I initially thought it'd be fine, but after a few weeks of being unable to solve the problem in software, and a very quickly dropping partner-approval-factor, I decided I'd have to remediate the issue in hardware.

The fans that came in the server were an odd size - 60mm square and 40mm deep, and they also came with a weird proprietary fan connector that in reality was just a more annoying way to wire a standard 4-pin fan. I decided I'd try and replace them with some Noctua NF-A6x25s, as they seemed to be the closest match that had a chance of being quiet. I had some concerns that they might not have enough airflow or pressure, or that I wouldn't be able to get the connector situation sorted out... but given the rapidly declining partner-approval-factor decided to purchase the fans and work it out once I had them.

Installing the fans was... interesting. I was able to take the foam off of the old fans and stick it back to the Noctua ones to allow them to slot into the same place on the chassis, but the power connector situation proved a bit tricky. With a little dupont connector fuckery (literally shaving them down on one corner to fit them into the weird PCIE-power-ish connector) I got things working though.

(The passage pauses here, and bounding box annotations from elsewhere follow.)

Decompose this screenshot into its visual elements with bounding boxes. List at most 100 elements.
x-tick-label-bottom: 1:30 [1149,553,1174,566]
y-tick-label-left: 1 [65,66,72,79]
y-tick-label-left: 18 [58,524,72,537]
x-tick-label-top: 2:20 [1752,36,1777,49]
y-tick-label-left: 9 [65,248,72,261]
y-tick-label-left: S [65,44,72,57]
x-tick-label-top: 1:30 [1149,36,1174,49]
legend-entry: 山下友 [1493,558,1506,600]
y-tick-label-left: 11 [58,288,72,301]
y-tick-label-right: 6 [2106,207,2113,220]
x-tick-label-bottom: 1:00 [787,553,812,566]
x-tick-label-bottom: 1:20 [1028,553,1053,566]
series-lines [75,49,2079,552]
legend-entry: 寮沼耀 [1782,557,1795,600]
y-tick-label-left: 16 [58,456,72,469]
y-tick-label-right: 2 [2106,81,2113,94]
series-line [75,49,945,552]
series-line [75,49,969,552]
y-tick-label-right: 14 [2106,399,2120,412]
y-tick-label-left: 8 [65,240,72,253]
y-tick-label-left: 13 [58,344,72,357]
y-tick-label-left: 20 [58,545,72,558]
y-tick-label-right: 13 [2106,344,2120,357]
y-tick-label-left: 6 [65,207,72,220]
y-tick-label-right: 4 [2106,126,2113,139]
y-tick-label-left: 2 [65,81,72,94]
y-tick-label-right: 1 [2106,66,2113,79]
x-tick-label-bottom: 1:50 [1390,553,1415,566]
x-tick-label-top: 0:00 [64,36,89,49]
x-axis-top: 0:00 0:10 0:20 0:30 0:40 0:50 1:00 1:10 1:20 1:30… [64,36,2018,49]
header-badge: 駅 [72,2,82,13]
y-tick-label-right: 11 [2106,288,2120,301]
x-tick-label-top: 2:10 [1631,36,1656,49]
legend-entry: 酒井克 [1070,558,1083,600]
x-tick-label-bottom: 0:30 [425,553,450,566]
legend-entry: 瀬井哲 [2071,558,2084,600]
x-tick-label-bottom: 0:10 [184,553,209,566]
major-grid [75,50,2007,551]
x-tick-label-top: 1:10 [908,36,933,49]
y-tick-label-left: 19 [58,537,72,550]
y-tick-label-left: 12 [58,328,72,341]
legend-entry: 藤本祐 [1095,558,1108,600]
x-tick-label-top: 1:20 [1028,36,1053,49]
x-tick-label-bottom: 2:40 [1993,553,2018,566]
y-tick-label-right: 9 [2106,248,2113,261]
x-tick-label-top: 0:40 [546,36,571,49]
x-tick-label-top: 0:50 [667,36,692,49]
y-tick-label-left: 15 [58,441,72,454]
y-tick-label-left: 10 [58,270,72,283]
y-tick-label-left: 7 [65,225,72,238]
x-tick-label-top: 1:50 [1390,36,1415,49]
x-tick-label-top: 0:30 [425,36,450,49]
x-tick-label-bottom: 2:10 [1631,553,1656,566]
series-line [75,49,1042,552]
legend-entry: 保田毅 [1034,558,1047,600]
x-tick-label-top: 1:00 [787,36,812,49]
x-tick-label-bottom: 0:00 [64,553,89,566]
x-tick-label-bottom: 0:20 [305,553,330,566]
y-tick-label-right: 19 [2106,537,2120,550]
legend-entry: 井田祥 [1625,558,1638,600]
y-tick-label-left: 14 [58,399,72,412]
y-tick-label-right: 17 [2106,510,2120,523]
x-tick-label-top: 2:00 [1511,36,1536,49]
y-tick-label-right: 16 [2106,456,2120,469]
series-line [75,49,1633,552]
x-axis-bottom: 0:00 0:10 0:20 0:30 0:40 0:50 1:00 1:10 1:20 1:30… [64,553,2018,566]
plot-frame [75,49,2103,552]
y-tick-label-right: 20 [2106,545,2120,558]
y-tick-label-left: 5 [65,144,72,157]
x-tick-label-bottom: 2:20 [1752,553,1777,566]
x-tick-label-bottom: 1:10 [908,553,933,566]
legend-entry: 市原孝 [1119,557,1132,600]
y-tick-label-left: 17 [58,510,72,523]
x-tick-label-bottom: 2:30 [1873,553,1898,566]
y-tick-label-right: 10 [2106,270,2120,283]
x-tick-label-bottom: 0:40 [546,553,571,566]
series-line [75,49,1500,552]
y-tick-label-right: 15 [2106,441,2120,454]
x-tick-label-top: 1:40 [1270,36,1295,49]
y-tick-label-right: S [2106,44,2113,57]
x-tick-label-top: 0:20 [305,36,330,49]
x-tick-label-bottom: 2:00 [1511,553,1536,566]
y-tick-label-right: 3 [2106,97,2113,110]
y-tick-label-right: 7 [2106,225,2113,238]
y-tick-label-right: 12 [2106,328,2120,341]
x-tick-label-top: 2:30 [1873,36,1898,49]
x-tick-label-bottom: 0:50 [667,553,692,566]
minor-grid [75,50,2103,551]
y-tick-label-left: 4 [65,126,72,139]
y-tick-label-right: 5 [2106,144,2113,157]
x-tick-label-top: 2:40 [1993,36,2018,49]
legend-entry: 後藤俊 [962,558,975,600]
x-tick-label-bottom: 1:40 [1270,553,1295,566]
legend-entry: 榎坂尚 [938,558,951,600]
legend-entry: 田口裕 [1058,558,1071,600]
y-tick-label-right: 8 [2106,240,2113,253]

Once the fans were installed I booted the server back up, and to my surprise... everything seemed to work? The chassis was even able to read the fan speeds correctly, and while it became pretty apparent that the BMC would not be turning the fans below 100% speed ever, this was still a lot quieter than the old fans, and barely audible once the server was closed.
And well... that's that. I may be the only person with a node server under their sofa with Noctua fans in existence, and only time will tell whether it throttles under load, but at least it's quiet and I can play around with clustered technologies at home.